Kısacası, temyiz bir denetim mekanizmasıdır; amaç, alt mahkemenin kararının doğru şekilde verilmesini sağlamaktır.
Temyizin Hukuki Tanımı
Temyiz, 6100 sayılı Hukuk Muhakemeleri Kanunu’nun (HMK) 361. maddesinde düzenlenmiştir:
“Bölge adliye mahkemesi hukuk dairelerinden verilen kararlar, kanunda belirtilen hâllerde temyiz edilebilir.”
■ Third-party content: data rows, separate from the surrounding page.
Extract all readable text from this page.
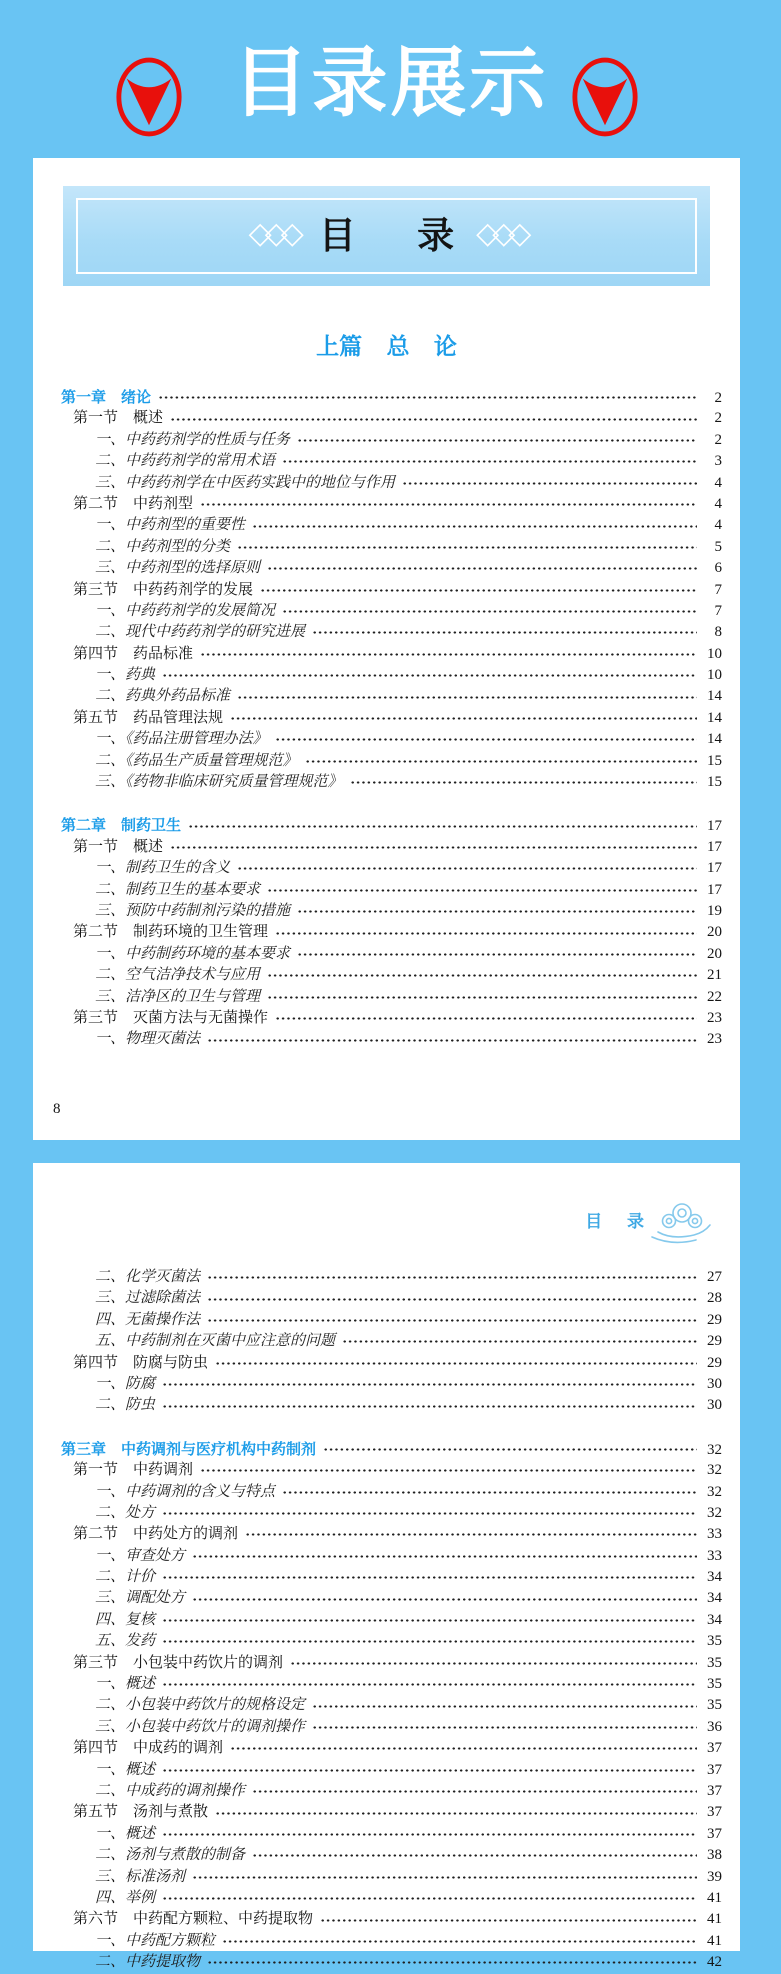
目录展示
◇◇◇ 目 录 ◇◇◇
上篇 总 论
第一章　绪论	2
第一节　概述	2
一、中药药剂学的性质与任务	2
二、中药药剂学的常用术语	3
三、中药药剂学在中医药实践中的地位与作用	4
第二节　中药剂型	4
一、中药剂型的重要性	4
二、中药剂型的分类	5
三、中药剂型的选择原则	6
第三节　中药药剂学的发展	7
一、中药药剂学的发展简况	7
二、现代中药药剂学的研究进展	8
第四节　药品标准	10
一、药典	10
二、药典外药品标准	14
第五节　药品管理法规	14
一、《药品注册管理办法》	14
二、《药品生产质量管理规范》	15
三、《药物非临床研究质量管理规范》	15
第二章　制药卫生	17
第一节　概述	17
一、制药卫生的含义	17
二、制药卫生的基本要求	17
三、预防中药制剂污染的措施	19
第二节　制药环境的卫生管理	20
一、中药制药环境的基本要求	20
二、空气洁净技术与应用	21
三、洁净区的卫生与管理	22
第三节　灭菌方法与无菌操作	23
一、物理灭菌法	23
8
目 录
二、化学灭菌法	27
三、过滤除菌法	28
四、无菌操作法	29
五、中药制剂在灭菌中应注意的问题	29
第四节　防腐与防虫	29
一、防腐	30
二、防虫	30
第三章　中药调剂与医疗机构中药制剂	32
第一节　中药调剂	32
一、中药调剂的含义与特点	32
二、处方	32
第二节　中药处方的调剂	33
一、审查处方	33
二、计价	34
三、调配处方	34
四、复核	34
五、发药	35
第三节　小包装中药饮片的调剂	35
一、概述	35
二、小包装中药饮片的规格设定	35
三、小包装中药饮片的调剂操作	36
第四节　中成药的调剂	37
一、概述	37
二、中成药的调剂操作	37
第五节　汤剂与煮散	37
一、概述	37
二、汤剂与煮散的制备	38
三、标准汤剂	39
四、举例	41
第六节　中药配方颗粒、中药提取物	41
一、中药配方颗粒	41
二、中药提取物	42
Bu maddeye göre temyiz, bölge adliye mahkemesi (istinaf) kararlarına karşı başvurulan ikinci derece kanun yoludur. Yani temyiz, artık Yargıtay nezdinde gerçekleşen en üst denetim aşamasıdır.
Temyiz incelemesinde Yargıtay, davayı yeniden görmez; yalnızca alt mahkemelerin hukuka uygun karar verip vermediğini kontrol eder.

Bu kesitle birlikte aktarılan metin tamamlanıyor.